Die Diskussion um Pfarrer Michael Kenkel, die die Pfarrgemeinde St. Katharina von Siena in den vergangenen Monaten erschütterte, kennt Johannes Werges nur aus den Medien. Er habe Herrn Kenkel noch nie getroffen, eine Bewertung der Ereignisse stehe ihm daher nicht zu, sagt er. "Dafür fehlen mir die Details. Was ich aber weiß ist, dass die Angelegenheit zu einer erheblichen Störung des Gemeindelebens geführt hat und sich die Mitglieder der Gremien vor allem wünschen, dass so etwas nicht noch einmal passiert." Werges will seinen Teil dazu beitragen und sieht sich in erster Linie als "Brückenbauer". Weil er von außen komme, könne er helfen, die Risse innerhalb der Gemeinde zu kitten. "Ich bin ein demokratischer Mensch. Meine Erfahrungen aus der Jugendarbeit haben mich zudem gelehrt, dass es keinen Sinn macht, mit dem Kopf durch die Wand zu wollen." 

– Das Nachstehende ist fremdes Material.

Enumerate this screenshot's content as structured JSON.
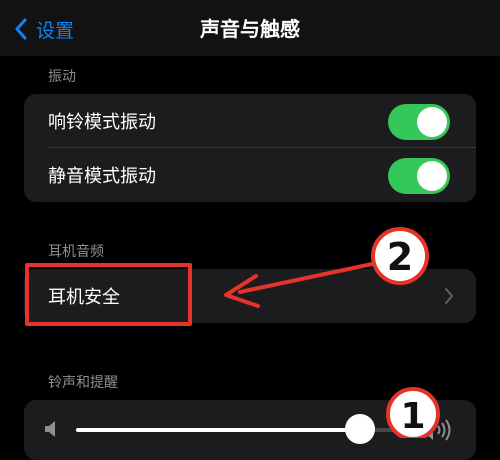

Mitte August will Werges das Pfarrhaus beziehen

Für Werges bedeutet das, für die Linderner da zu sein und schnell mit ihnen ins Gespräch zu kommen.  "Meine größte Freude ist es, mit anderen Menschen Gott zu suchen", sagt er. Das dörfliche Leben sieht er als Pluspunkt. "Hier ist man – anders als in der Großstadt – nicht anonym, sondern Teil einer Gemeinschaft." Werges will auch beim Aufbau der sogenannten pastoralen Räume mitwirken, der größten Umstrukturierung auf Bistumsebene seit der Fusionswelle vor fast 20 Jahren. 

Am 10. September wird der neue Pfarrer eingeführt. Bis dahin gönnt er sich noch einige Wochen Urlaub. Ab Mitte August dürften ihn die Linderner im Pfarrhaus antreffen. Wie lange er dort wohnen wird, weiß Johannes Werges im Moment noch nicht. Die "Grundidee" sei aber, in Lindern in Rente zu gehen und sich in den nächsten Jahren voll auf die Gemeinde einzulassen. Oder wie ein anderer Gronauer, Udo Lindenberg, singen würde: "Lass uns nochmal aufdreh'n."